Baking under show lights so a group of ne'rdo well painters can focus on that ever so slight crook in your nose that got busted up while playing basketball in fifth grade, I'll guarantee you'll get bored, and sore, and start to slightly hallucinate.
Trying to sit still for three hours straight is a lot like trying to hold your arms over your head for three hours straight. Sounds plausible, but go ahead and try.
"Oh, you big baby!" You'll say. "I commute to Chicago and back everyday and that's six hours in a car! I do just fine."
"Pansy"
Trust me, I considered this fact. But let's also consider all of the motions you go through in a minute while driving. Hands are constantly supporting the steering wheel, feet are moving slightly to accelerate or brake, your head and neck get to crane to check your mirror for blind spots or raging drivers, and if you're me, you are jamming out full-blast to whatever song may come on the radio.
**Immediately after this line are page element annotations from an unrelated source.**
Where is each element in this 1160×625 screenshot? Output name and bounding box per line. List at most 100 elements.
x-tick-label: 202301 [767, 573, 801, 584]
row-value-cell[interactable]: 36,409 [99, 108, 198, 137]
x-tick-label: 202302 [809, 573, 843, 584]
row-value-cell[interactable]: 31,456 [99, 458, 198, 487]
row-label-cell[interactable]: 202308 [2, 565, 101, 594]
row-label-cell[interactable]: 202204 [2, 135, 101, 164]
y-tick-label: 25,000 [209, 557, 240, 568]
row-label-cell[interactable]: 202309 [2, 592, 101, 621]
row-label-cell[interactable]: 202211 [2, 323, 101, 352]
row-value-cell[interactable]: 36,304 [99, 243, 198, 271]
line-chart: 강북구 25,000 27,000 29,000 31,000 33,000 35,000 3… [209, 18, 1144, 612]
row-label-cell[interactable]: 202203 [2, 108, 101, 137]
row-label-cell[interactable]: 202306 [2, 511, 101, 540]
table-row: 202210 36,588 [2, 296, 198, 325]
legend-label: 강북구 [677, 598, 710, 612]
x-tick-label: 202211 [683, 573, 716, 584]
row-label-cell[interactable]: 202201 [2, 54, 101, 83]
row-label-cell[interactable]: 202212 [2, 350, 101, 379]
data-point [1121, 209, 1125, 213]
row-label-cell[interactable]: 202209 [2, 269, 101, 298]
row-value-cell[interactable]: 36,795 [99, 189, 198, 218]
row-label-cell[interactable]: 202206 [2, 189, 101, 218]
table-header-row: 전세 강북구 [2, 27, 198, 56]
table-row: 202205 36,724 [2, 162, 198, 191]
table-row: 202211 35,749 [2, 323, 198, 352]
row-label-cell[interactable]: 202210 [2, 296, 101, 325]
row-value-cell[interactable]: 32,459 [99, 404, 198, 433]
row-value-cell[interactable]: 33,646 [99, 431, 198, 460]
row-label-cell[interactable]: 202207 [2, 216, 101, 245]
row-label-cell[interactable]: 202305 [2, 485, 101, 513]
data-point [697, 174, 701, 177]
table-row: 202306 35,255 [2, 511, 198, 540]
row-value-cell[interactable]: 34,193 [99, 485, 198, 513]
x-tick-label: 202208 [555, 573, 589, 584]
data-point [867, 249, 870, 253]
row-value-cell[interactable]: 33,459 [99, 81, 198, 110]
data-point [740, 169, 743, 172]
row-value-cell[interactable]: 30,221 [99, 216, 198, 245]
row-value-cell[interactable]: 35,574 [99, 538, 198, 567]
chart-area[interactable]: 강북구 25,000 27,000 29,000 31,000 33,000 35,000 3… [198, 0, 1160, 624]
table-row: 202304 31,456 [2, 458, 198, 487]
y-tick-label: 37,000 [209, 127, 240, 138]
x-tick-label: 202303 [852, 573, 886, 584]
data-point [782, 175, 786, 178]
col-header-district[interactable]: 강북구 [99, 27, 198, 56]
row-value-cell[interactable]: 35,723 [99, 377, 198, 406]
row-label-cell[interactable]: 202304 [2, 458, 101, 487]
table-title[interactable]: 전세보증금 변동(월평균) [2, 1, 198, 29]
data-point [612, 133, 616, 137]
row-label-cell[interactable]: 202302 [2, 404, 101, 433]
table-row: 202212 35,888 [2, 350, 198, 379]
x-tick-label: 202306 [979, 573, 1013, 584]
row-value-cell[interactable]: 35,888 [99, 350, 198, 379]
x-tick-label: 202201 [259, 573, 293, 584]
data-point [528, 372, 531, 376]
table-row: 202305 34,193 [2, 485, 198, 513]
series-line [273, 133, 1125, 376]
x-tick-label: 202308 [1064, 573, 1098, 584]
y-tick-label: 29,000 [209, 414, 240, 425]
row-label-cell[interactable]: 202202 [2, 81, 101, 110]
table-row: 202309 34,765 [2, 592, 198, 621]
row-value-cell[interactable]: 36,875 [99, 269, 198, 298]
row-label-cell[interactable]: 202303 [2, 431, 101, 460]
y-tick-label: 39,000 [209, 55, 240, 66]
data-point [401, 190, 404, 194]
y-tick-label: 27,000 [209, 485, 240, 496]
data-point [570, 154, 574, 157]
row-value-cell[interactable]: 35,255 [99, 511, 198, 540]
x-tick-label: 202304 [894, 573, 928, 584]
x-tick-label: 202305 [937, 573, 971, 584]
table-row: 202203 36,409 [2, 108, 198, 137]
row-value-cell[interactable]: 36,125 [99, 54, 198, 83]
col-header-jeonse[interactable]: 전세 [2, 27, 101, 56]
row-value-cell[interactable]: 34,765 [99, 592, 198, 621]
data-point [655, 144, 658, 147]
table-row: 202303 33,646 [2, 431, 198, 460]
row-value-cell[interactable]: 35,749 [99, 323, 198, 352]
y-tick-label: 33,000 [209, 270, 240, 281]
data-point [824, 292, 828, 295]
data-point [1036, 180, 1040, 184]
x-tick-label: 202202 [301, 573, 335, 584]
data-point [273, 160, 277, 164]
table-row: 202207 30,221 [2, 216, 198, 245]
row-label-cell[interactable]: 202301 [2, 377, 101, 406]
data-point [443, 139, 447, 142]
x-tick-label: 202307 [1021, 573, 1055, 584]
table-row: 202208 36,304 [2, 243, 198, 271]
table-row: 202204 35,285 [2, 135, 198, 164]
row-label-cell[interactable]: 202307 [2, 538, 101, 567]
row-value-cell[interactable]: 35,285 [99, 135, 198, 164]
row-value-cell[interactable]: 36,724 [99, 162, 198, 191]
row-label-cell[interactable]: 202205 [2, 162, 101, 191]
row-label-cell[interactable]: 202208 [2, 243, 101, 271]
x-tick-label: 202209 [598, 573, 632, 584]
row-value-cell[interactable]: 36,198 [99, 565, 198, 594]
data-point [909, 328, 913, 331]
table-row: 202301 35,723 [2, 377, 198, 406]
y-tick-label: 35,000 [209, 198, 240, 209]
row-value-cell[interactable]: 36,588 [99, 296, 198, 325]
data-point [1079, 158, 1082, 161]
All of those glorious movements that are stripped from a model. I plopped down in the seat--fully-clothed, mind you. All of my relatives may now exhale deeply in unison--and found a comfortable position. Or so I thought! *Ominous background music* The director continued to badger me, make sure you can hold that position. Focus on a spot on the floor to look at. The lights will blind you, you might want to look away from them. I was chuckling at her concern. Getting paid ten bucks an hour to literally sit on my butt. Please. I've got this.
As we began, my eyes began to well with tears because the five hundred watt bulb was still in my peripheral vision. The spot on the floor I started to focus on was suddenly moving and changing colors. Soon my back, which I hadn't noticed was slightly twisted to one side, began to ache with the pain of a thousand needle pricks. And for the love of all things holy, my NOSE ITCHED.
I chanced a quick flick of my eyes to the clock.
Ten minutes.
And I was scolded for moving my eyeballs.
I started to talk with myself. Realized that I am incredibly boring to the point where I started trying to remember lyrics to songs. I realized I was much more of a fan of Macklemore than I recalled being and could make it fairly far through Thrift Shop. Impressive.
At the end of the session, I was applauded for my cheek bones. They gave everyone a challenge, I was informed. Not quite sure how to take that one, but I'll file it under compliments.
I wish I could post the pictures that were done. Some were incredible and make the sit of death worth it, but alas, I do not own a magical device that can take a still image and transfer it to the mass of interwebs.
Perhaps my modelling career will explode and you'll get to see some in the near future. Or maybe I'll file down to a church basement again and this time, I'll bring my camera.